Considering the Massacre of the Innocents

Samhain                                                                Moon of the Winter Solstice

Since Christmas is a festival of the incarnation, a festival of a great God becoming human in the form of a baby, we can take this wonderful mythic idea and use it, especially now, as a filter for the news around us.

(Egon Schiele, Death and the Maiden)

Think of it.  Each baby born a potential or an actual god.  Each one.  How might we know?  Who’s to say?  A great God, an omnipotent God, could conceivably inhabit as many babies as ever are born.  So, it’s possible we might be wrong if we judge a child to be not a God.  We might even misjudge ourselves.

How would this perspective change your life?  Have you ever considered that you might be a god or a goddess?  How would you know?  Not sure.  The baby we’re talking about grew up to be a guy, a carpenter, then the ruling authorities arrested him as a troublemaker and executed him.  If that’s the profile, it might fit a good many of us, even those of us not fortunate to be so threatening to the status quo that we go through life with no fear of arrest or execution.

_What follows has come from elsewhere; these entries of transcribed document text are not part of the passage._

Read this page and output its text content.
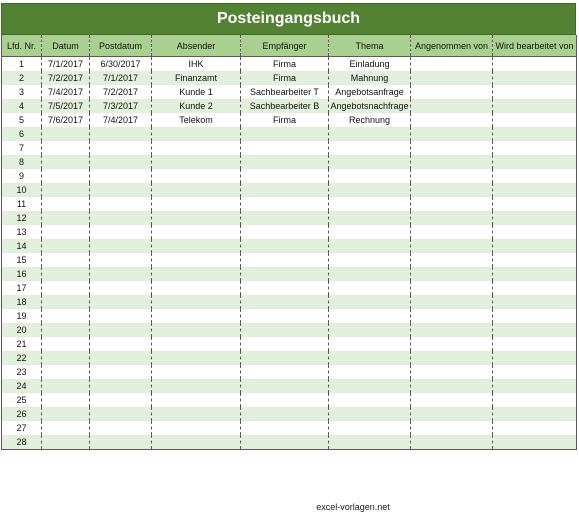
Posteingangsbuch
Lfd. Nr.	Datum	Postdatum	Absender	Empfänger	Thema	Angenommen von	Wird bearbeitet von
1	7/1/2017	6/30/2017	IHK	Firma	Einladung		
2	7/2/2017	7/1/2017	Finanzamt	Firma	Mahnung		
3	7/4/2017	7/2/2017	Kunde 1	Sachbearbeiter T	Angebotsanfrage		
4	7/5/2017	7/3/2017	Kunde 2	Sachbearbeiter B	Angebotsnachfrage		
5	7/6/2017	7/4/2017	Telekom	Firma	Rechnung		
6							
7							
8							
9							
10							
11							
12							
13							
14							
15							
16							
17							
18							
19							
20							
21							
22							
23							
24							
25							
26							
27							
28							
excel-vorlagen.net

It seems we ought to err on the side of caution.  That is, each person born, each infant is not a child of god, but a god themselves.  We could then practice the Indian namaste, roughly, the god in me bows to the god in you.  How about that for a holiday ritual?

Looking for the gods and goddesses in your lives and acknowledging them with folded hands, a slight bow and namaste.  Might be good.

Then, of course, we have to parse out the killing of all the children.  How could we do that?